Under the Dome – February 23

Under the Dome graphic with Missouri State Capitol Dome in background

Welcome back to Under the Dome, your weekly update on the goings-on of the Missouri state legislature.

Majority rule under threat as resolution stripping voters of rights moves to House

This week, the Missouri Senate moved forward legislation that would end majority rule in Missouri, taking away rights that Missourians have utilized for more than 100 years to keep legislators accountable and advance legislation favored by voters.

Thanks to a strong pushback by key legislators, Sen. Mary Elizabeth Coleman’s SJR74 was stripped of “ballot candy.” The resolution now moves to the House for debate, where extreme politicians are threatening to return “ballot candy,” a blatant admission of resorting to trickery to steamroll their permanent plans to take voters’ rights.

Coleman speaking about purposefully including “ballot candy” in SJR74 on the floor of the Missouri Senate, via Missouri Senate Communications video.

The resolution approved in the Senate would require what’s called a concurrent majority, meaning that in addition to passing the entire state, any constitutional ballot issue would also need to be approved by a majority vote in five of the state’s eight congressional districts.

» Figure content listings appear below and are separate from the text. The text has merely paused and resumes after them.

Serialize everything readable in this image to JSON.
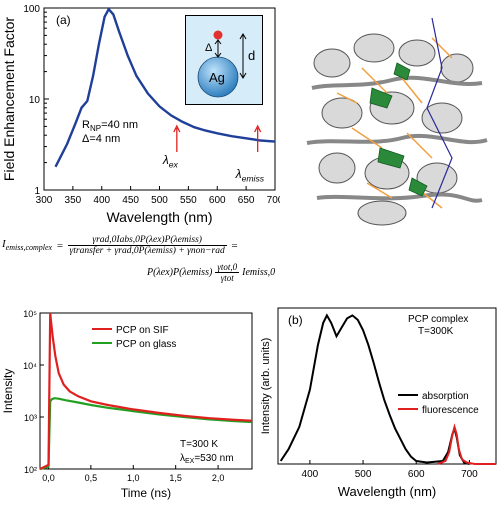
{
  "panel_a": {
    "label": "(a)",
    "ylabel": "Field Enhancement Factor",
    "xlabel": "Wavelength (nm)",
    "annotation_r": "R",
    "annotation_r_sub": "NP",
    "annotation_r_val": "=40 nm",
    "annotation_delta": "Δ=4 nm",
    "marker_ex": "λ",
    "marker_ex_sub": "ex",
    "marker_emiss": "λ",
    "marker_emiss_sub": "emiss",
    "inset_sphere_label": "Ag",
    "inset_delta": "Δ",
    "inset_d": "d"
  },
  "equation": {
    "lhs": "I",
    "lhs_sub": "emiss,complex",
    "eq1_num": "γrad,0Iabs,0P(λex)P(λemiss)",
    "eq1_den": "γtransfer + γrad,0P(λemiss) + γnon−rad",
    "eq2_a": "P(λex)P(λemiss)",
    "eq2_num": "γtot,0",
    "eq2_den": "γtot",
    "eq2_b": "Iemiss,0"
  },
  "panel_c": {
    "ylabel": "Intensity",
    "xlabel": "Time (ns)",
    "legend_sif": "PCP on SIF",
    "legend_glass": "PCP on glass",
    "note_T": "T=300 K",
    "note_lambda": "λ",
    "note_lambda_sub": "EX",
    "note_lambda_val": "=530 nm"
  },
  "panel_b": {
    "label": "(b)",
    "title_line1": "PCP complex",
    "title_line2": "T=300K",
    "ylabel": "Intensity (arb. units)",
    "xlabel": "Wavelength (nm)",
    "legend_absorption": "absorption",
    "legend_fluorescence": "fluorescence"
  },
  "colors": {
    "enhancement": "#1f3f99",
    "sif": "#e02020",
    "glass": "#22a022",
    "absorption": "#000000",
    "fluorescence": "#e02020",
    "sphere": "#3a8fd0",
    "inset_bg": "#d6ecf8"
  },
  "chart_data": [
    {
      "type": "line",
      "ylabel": "Field Enhancement Factor",
      "xlabel": "Wavelength (nm)",
      "xlim": [
        300,
        700
      ],
      "ylim": [
        1,
        100
      ],
      "yscale": "log",
      "xticks": [
        300,
        350,
        400,
        450,
        500,
        550,
        600,
        650,
        700
      ],
      "yticks": [
        1,
        10,
        100
      ],
      "series": [
        {
          "x": [
            320,
            340,
            355,
            365,
            375,
            385,
            395,
            405,
            412,
            420,
            430,
            445,
            460,
            480,
            500,
            520,
            540,
            560,
            580,
            600,
            625,
            650,
            675,
            700
          ],
          "y": [
            1.8,
            3.2,
            5.5,
            8.0,
            9.5,
            18,
            40,
            80,
            97,
            85,
            55,
            30,
            18,
            11.5,
            8.3,
            6.6,
            5.6,
            4.9,
            4.5,
            4.2,
            3.9,
            3.7,
            3.5,
            3.4
          ]
        }
      ],
      "markers": [
        {
          "x": 530
        },
        {
          "x": 670
        }
      ]
    },
    {
      "type": "line",
      "ylabel": "Intensity",
      "xlabel": "Time (ns)",
      "xlim": [
        -0.1,
        2.4
      ],
      "ylim": [
        100,
        100000
      ],
      "yscale": "log",
      "xticks": [
        0.0,
        0.5,
        1.0,
        1.5,
        2.0
      ],
      "xtick_labels": [
        "0,0",
        "0,5",
        "1,0",
        "1,5",
        "2,0"
      ],
      "yticks": [
        100,
        1000,
        10000,
        100000
      ],
      "ytick_labels": [
        "10²",
        "10³",
        "10⁴",
        "10⁵"
      ],
      "series": [
        {
          "name": "PCP on SIF",
          "x": [
            -0.1,
            0.0,
            0.02,
            0.03,
            0.05,
            0.08,
            0.12,
            0.18,
            0.25,
            0.35,
            0.5,
            0.7,
            1.0,
            1.3,
            1.6,
            1.9,
            2.2,
            2.4
          ],
          "y": [
            100,
            120,
            100000,
            70000,
            35000,
            15000,
            7000,
            4200,
            3100,
            2500,
            2000,
            1700,
            1400,
            1200,
            1050,
            950,
            880,
            850
          ]
        },
        {
          "name": "PCP on glass",
          "x": [
            -0.1,
            0.0,
            0.02,
            0.04,
            0.07,
            0.12,
            0.2,
            0.35,
            0.5,
            0.7,
            1.0,
            1.3,
            1.6,
            1.9,
            2.2,
            2.4
          ],
          "y": [
            100,
            110,
            2000,
            2200,
            2300,
            2250,
            2100,
            1900,
            1700,
            1500,
            1300,
            1120,
            1000,
            900,
            830,
            800
          ]
        }
      ]
    },
    {
      "type": "line",
      "ylabel": "Intensity (arb. units)",
      "xlabel": "Wavelength (nm)",
      "xlim": [
        340,
        750
      ],
      "ylim": [
        0,
        1.05
      ],
      "xticks": [
        400,
        500,
        600,
        700
      ],
      "series": [
        {
          "name": "absorption",
          "x": [
            345,
            360,
            380,
            400,
            415,
            425,
            432,
            440,
            450,
            460,
            470,
            480,
            490,
            500,
            510,
            520,
            530,
            540,
            550,
            560,
            570,
            580,
            590,
            600,
            620,
            650,
            660,
            668,
            672,
            676,
            682,
            690,
            700
          ],
          "y": [
            0.02,
            0.1,
            0.25,
            0.5,
            0.8,
            0.95,
            1.0,
            0.95,
            0.86,
            0.92,
            0.98,
            1.0,
            0.97,
            0.9,
            0.8,
            0.68,
            0.55,
            0.43,
            0.33,
            0.24,
            0.17,
            0.1,
            0.05,
            0.02,
            0.01,
            0.02,
            0.08,
            0.2,
            0.24,
            0.18,
            0.06,
            0.01,
            0.0
          ]
        },
        {
          "name": "fluorescence",
          "x": [
            640,
            655,
            662,
            667,
            672,
            676,
            680,
            686,
            695,
            710,
            730,
            750
          ],
          "y": [
            0.0,
            0.02,
            0.08,
            0.18,
            0.25,
            0.2,
            0.1,
            0.03,
            0.01,
            0.0,
            0.0,
            0.0
          ]
        }
      ]
    }
  ]
}
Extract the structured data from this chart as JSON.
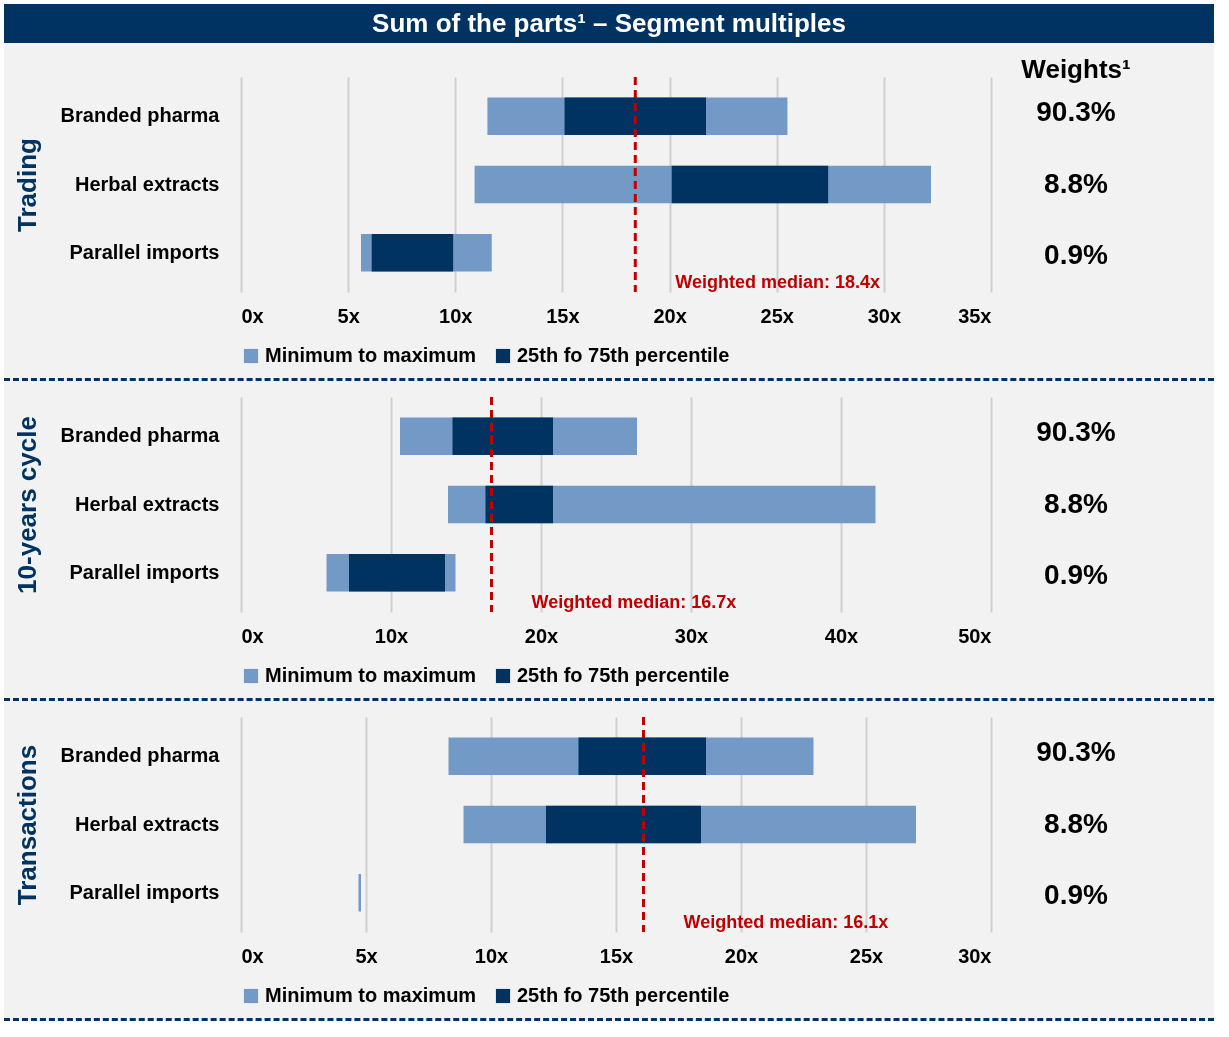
{
  "chart_data": [
    {
      "type": "bar",
      "orientation": "horizontal",
      "title": "Sum of the parts¹ – Segment multiples",
      "ylabel": "Trading",
      "categories": [
        "Branded pharma",
        "Herbal extracts",
        "Parallel imports"
      ],
      "series": [
        {
          "name": "Minimum to maximum",
          "color": "#7399c6",
          "base": [
            11.5,
            10.9,
            5.6
          ],
          "values": [
            14.0,
            21.3,
            6.1
          ]
        },
        {
          "name": "25th fo 75th percentile",
          "color": "#003361",
          "base": [
            15.1,
            20.1,
            6.1
          ],
          "values": [
            6.6,
            7.3,
            3.8
          ]
        }
      ],
      "xlim": [
        0,
        35
      ],
      "xticks": [
        {
          "value": 0,
          "label": "0x"
        },
        {
          "value": 5,
          "label": "5x"
        },
        {
          "value": 10,
          "label": "10x"
        },
        {
          "value": 15,
          "label": "15x"
        },
        {
          "value": 20,
          "label": "20x"
        },
        {
          "value": 25,
          "label": "25x"
        },
        {
          "value": 30,
          "label": "30x"
        },
        {
          "value": 35,
          "label": "35x"
        }
      ],
      "grid": "x",
      "legend": "bottom",
      "ref_lines": [
        {
          "axis": "x",
          "value": 18.4,
          "label": "Weighted median: 18.4x",
          "color": "#c00000",
          "line_style": "dashed"
        }
      ],
      "annotations": [
        "Weights¹",
        "90.3%",
        "8.8%",
        "0.9%"
      ]
    },
    {
      "type": "bar",
      "orientation": "horizontal",
      "ylabel": "10-years cycle",
      "categories": [
        "Branded pharma",
        "Herbal extracts",
        "Parallel imports"
      ],
      "series": [
        {
          "name": "Minimum to maximum",
          "color": "#7399c6",
          "base": [
            10.6,
            13.8,
            5.7
          ],
          "values": [
            15.8,
            28.5,
            8.6
          ]
        },
        {
          "name": "25th fo 75th percentile",
          "color": "#003361",
          "base": [
            14.1,
            16.3,
            7.2
          ],
          "values": [
            6.7,
            4.5,
            6.4
          ]
        }
      ],
      "xlim": [
        0,
        50
      ],
      "xticks": [
        {
          "value": 0,
          "label": "0x"
        },
        {
          "value": 10,
          "label": "10x"
        },
        {
          "value": 20,
          "label": "20x"
        },
        {
          "value": 30,
          "label": "30x"
        },
        {
          "value": 40,
          "label": "40x"
        },
        {
          "value": 50,
          "label": "50x"
        }
      ],
      "grid": "x",
      "legend": "bottom",
      "ref_lines": [
        {
          "axis": "x",
          "value": 16.7,
          "label": "Weighted median: 16.7x",
          "color": "#c00000",
          "line_style": "dashed"
        }
      ],
      "annotations": [
        "90.3%",
        "8.8%",
        "0.9%"
      ]
    },
    {
      "type": "bar",
      "orientation": "horizontal",
      "ylabel": "Transactions",
      "categories": [
        "Branded pharma",
        "Herbal extracts",
        "Parallel imports"
      ],
      "series": [
        {
          "name": "Minimum to maximum",
          "color": "#7399c6",
          "base": [
            8.3,
            8.9,
            4.7
          ],
          "values": [
            14.6,
            18.1,
            0.1
          ]
        },
        {
          "name": "25th fo 75th percentile",
          "color": "#003361",
          "base": [
            13.5,
            12.2,
            null
          ],
          "values": [
            5.1,
            6.2,
            null
          ]
        }
      ],
      "xlim": [
        0,
        30
      ],
      "xticks": [
        {
          "value": 0,
          "label": "0x"
        },
        {
          "value": 5,
          "label": "5x"
        },
        {
          "value": 10,
          "label": "10x"
        },
        {
          "value": 15,
          "label": "15x"
        },
        {
          "value": 20,
          "label": "20x"
        },
        {
          "value": 25,
          "label": "25x"
        },
        {
          "value": 30,
          "label": "30x"
        }
      ],
      "grid": "x",
      "legend": "bottom",
      "ref_lines": [
        {
          "axis": "x",
          "value": 16.1,
          "label": "Weighted median: 16.1x",
          "color": "#c00000",
          "line_style": "dashed"
        }
      ],
      "annotations": [
        "90.3%",
        "8.8%",
        "0.9%"
      ]
    }
  ]
}
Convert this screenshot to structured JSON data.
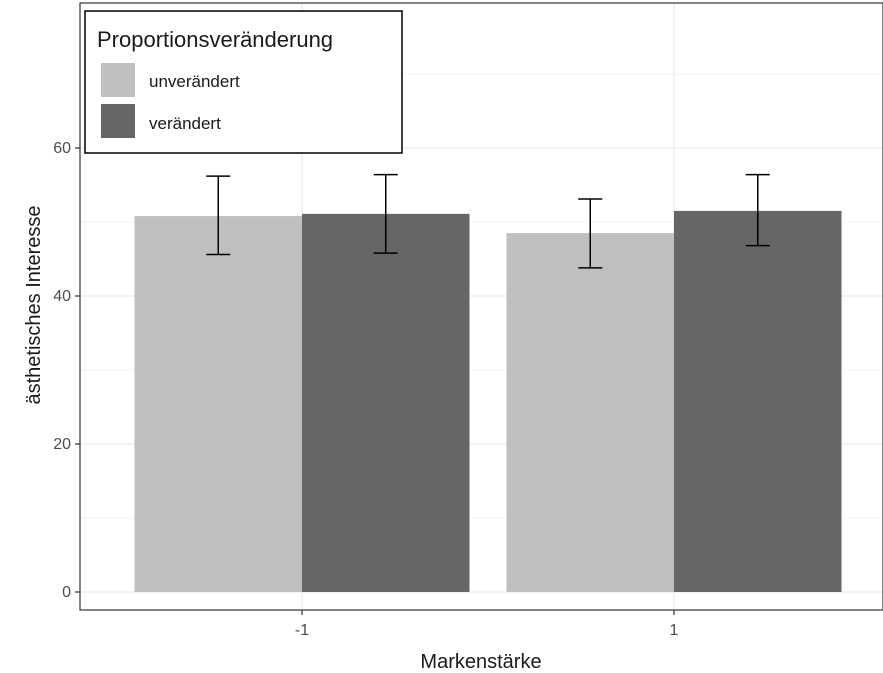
{
  "chart_data": {
    "type": "bar",
    "categories": [
      "-1",
      "1"
    ],
    "series": [
      {
        "name": "unverändert",
        "color": "#bfbfbf",
        "values": [
          50.8,
          48.5
        ],
        "error_low": [
          45.6,
          43.8
        ],
        "error_high": [
          56.2,
          53.1
        ]
      },
      {
        "name": "verändert",
        "color": "#666666",
        "values": [
          51.1,
          51.5
        ],
        "error_low": [
          45.8,
          46.8
        ],
        "error_high": [
          56.4,
          56.4
        ]
      }
    ],
    "title": "",
    "xlabel": "Markenstärke",
    "ylabel": "ästhetisches Interesse",
    "ylim": [
      0,
      78
    ],
    "yticks": [
      0,
      20,
      40,
      60
    ],
    "ytick_labels": [
      "0",
      "20",
      "40",
      "60"
    ],
    "grid": true,
    "legend": {
      "title": "Proportionsveränderung",
      "position": "top-left"
    }
  }
}
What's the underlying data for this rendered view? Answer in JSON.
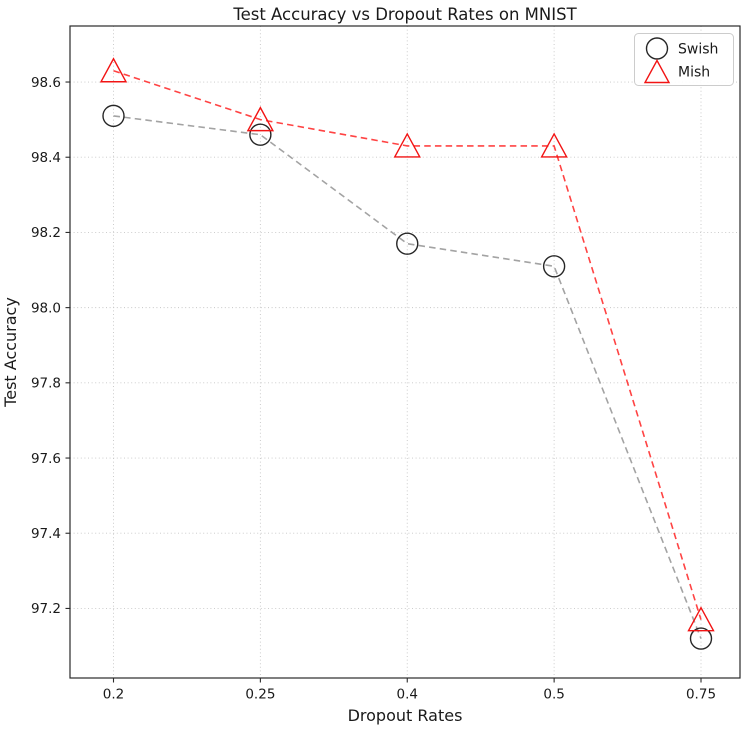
{
  "figure": {
    "background": "#ffffff",
    "spine_color": "#2a2a2a",
    "grid_color": "#c6c6c6",
    "grid_style": "dotted"
  },
  "chart_data": {
    "type": "line",
    "title": "Test Accuracy vs Dropout Rates on MNIST",
    "xlabel": "Dropout Rates",
    "ylabel": "Test Accuracy",
    "categories": [
      "0.2",
      "0.25",
      "0.4",
      "0.5",
      "0.75"
    ],
    "series": [
      {
        "name": "Swish",
        "marker": "circle",
        "marker_color": "#262626",
        "line_color": "#a3a3a3",
        "line_style": "dashed",
        "values": [
          98.51,
          98.46,
          98.17,
          98.11,
          97.12
        ]
      },
      {
        "name": "Mish",
        "marker": "triangle-up",
        "marker_color": "#f21414",
        "line_color": "#ff4343",
        "line_style": "dashed",
        "values": [
          98.63,
          98.5,
          98.43,
          98.43,
          97.17
        ]
      }
    ],
    "y_ticks": [
      97.2,
      97.4,
      97.6,
      97.8,
      98.0,
      98.2,
      98.4,
      98.6
    ],
    "y_tick_labels": [
      "97.2",
      "97.4",
      "97.6",
      "97.8",
      "98.0",
      "98.2",
      "98.4",
      "98.6"
    ],
    "ylim": [
      97.015,
      98.749
    ],
    "grid": true,
    "legend": {
      "position": "upper right",
      "entries": [
        "Swish",
        "Mish"
      ]
    }
  }
}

According to an analysis from the Missouri Independent, as few as 23% of voters – a majority in the four districts with the lowest number of voters in 2020 and 2022 – could defeat a statewide ballot measure.

The legislature continues to ignore public outcry to their plans to end majority rule, which has been overwhelming and bipartisan.

Progress MO is calling on Missourians from all parts of the state to urgently contact their legislators to demand that they vote no on these efforts to dismantle majority rule and seize their rights in Missouri.

Freedom Caucus members smear KC dad, spread fear and hate

Denton Loudermill and his family in their neighborhood, via family photo shared with the Kansas City Star.

This week also featured continued swamp creature behavior from the “Freedom” Caucus when members and the Caucus’s own social media channels were caught falsely accusing a KC dad of being a mass shooter and illegal immigrant.

Three Missouri lawmakers shared posts with a photo of a man that claimed him as one of the suspects in the mass shooting, which killed one person and injured more than 20 people. The post not only smeared an innocent man but also falsely fueled illegal immigration fears.

Asked for an apology, lawmakers instead doubled down. As reported in the Kansas City Star, Sen. Rick Brattin, R-Harrisonville and chair of the hard-right Missouri Freedom Caucus, refused to apologize or even recognize that they did anything wrong.

“I’m not even commenting on that,” Brattin told the Kansas City Star. “That’s not even part of the discussion.”

When pressed, Brattin signaled that he didn’t think his false post was worth an apology.

“There’s nothing that I even see – even worth that,” he said. “So we’ve done nothing. And, you know, I have no comment.”

House Speaker under fire for yet another scandal

Finally, this week the St. Louis Post-Dispatch exposed that so-called “lifelong conservative” Dean Plocher doubled his office’s payroll in the past five years while embroiled in a series of ongoing scandals.

After firing two of his employees and watching as another resigned amid a midterm shake-up, the embattled House Speaker is overseeing an office payroll that could cost taxpayers double the amount it under then-Speaker Elijah Haahr in February 2020.

According to payroll records provided by the House human resources office, the annual payroll for the speaker’s office as of Feb. 1 was $746,427, compared to $495,832 in his maiden year as the leader of the Legislature’s lower chamber.